I chewed on my bottom lip as I fiddled with my fingers that sat on top of my lap. "I just thought maybe it'd only be necessary when it comes to problems that are actually important."

"Well, what you're feeling now is important, it's not silly, it's not stupid, and it matters. Whatever you have to say and feel matters and I'll always try to understand because you matter to me."

My eyes softened at his words as my inhibitions faltered in an instant as I felt the weight that was anchoring me down a while ago be lifted off from my shoulders "Evan..."

His smile was faint as he drew himself closer towards me, reaching out as he held my face in his hands, his thumb affectionately stroking my cheek as he looked me in the eyes.

"I don't ever want you to feel like you're not good enough for me because if we're being honest here, it's the other way around. I know before we started dating we were worlds apart from one another, but that shouldn't mean that we don't make a great fit, because we do."

His fingers were playfully leaving feather-like touches from my cheeks to my jaw as he kept his voice low and calm, it was soothing almost.

I felt my heart melt because of how awfully reassuring he was right now, and it was like every emotion of self-doubt I had was immediately thrown out the window due to his words alone. Because I've never felt this... validated and cared for by anyone aside from my own mother.

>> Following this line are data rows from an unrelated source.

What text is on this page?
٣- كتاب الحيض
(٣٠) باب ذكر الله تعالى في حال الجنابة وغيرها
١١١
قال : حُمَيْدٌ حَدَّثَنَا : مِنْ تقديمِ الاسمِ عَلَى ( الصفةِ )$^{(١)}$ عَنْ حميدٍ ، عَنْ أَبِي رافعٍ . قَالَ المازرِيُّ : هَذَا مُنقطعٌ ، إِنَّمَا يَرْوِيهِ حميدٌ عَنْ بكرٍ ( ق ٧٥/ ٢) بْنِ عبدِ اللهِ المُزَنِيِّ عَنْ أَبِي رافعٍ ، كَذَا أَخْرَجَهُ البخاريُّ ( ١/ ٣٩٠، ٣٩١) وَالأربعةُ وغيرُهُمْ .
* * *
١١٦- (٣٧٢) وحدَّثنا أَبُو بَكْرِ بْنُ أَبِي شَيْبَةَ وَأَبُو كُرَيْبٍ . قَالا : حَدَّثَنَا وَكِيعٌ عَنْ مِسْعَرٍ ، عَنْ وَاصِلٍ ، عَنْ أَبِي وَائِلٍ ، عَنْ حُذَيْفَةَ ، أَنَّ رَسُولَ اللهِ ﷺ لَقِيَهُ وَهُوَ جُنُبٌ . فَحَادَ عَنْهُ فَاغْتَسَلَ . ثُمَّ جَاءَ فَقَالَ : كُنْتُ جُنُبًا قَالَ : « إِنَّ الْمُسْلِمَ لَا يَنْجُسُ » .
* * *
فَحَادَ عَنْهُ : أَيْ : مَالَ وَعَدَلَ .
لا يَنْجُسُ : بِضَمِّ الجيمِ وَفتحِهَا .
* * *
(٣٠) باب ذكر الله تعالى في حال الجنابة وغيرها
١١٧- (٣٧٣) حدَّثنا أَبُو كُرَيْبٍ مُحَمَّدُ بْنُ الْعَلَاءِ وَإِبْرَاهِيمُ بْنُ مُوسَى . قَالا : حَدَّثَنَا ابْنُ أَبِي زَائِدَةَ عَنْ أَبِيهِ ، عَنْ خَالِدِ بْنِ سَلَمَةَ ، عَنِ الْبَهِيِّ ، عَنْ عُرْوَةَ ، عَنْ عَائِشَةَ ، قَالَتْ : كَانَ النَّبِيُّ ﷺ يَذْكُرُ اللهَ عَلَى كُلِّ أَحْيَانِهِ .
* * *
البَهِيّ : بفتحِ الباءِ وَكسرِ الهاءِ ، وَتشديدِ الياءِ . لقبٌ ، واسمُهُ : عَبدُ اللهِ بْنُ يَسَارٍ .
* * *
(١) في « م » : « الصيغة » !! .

"Our differences are what makes us a great pair, and I don't want you ever thinking otherwise because you think I'd be better off with someone similar to me because I don't want anybody else, Maggie." he told me firmly "I don't want anybody else except you."

With my mouth falling open slightly in astonishment, I did nothing more but just stare at him in awe as I felt my chest flutter at his heartwarming confession, growing more sentimental by the minute as I tried to find the right words to say in return.

As I couldn't seem to pinpoint what I wanted to say to him, let alone what was currently filling up inside of me, what was bursting inside of me that I was practically drowning in.

"Evan, I-" I muttered before letting out a soft chuckle, reaching up as I held his hands in my own and gripped them tightly "I-I don't know what to say, that was just so... sweet."

He grinned "Yeah, I have gotten somewhat lovey-dovey ever since we started dating, huh?"

"I don't mind," I grinned, "It suits you."

We both laughed as we remained in our spots, just longingly gazing at each other's eyes as if there were more words left to be said but we just let them slide.

Let them slide because there are only so many words that you wanna say to someone to express your gratitude, your adoration, your fondness, and your deep, profound... love for them.

Love.

That's what it is. It was bursting inside of me, I was drowning in it.

I was filled with so much of it.

"I love you."

Evan looked at me with his lips parted as I continued "I may still be getting used to what we have and what I'm feeling, and I don't know if it's too early to say that but all I know is that I never felt this way before with anyone." I shook my head "God, you got me so undone."

He blinked once, then twice, before his hand swiftly circled itself around the back of my neck and he pressed his lips against mine, making me squeal in surprise as he brought our bodies closer together.

My eyes closed shut as our lips moved at a slow but passionate pace, savoring the moment as his tongue carefully slipped its way in to meet mine, goosebumps rising on my skin as I felt a visible shudder course right through my spine.

"I love you too," he said as soon as our lips detached from one another "You got me so undone too, Maggie Carter. You have no idea."

Not being able to contain the smile making its way up to my face, I pecked his lips once more as I brushed his nose against mine, making his eyes twinkle in amusement.

"Nice to know the feeling's mutual." I teased.

He stared at me "Trust me, I've been feeling this way long before you even knew you'd end up feeling the same."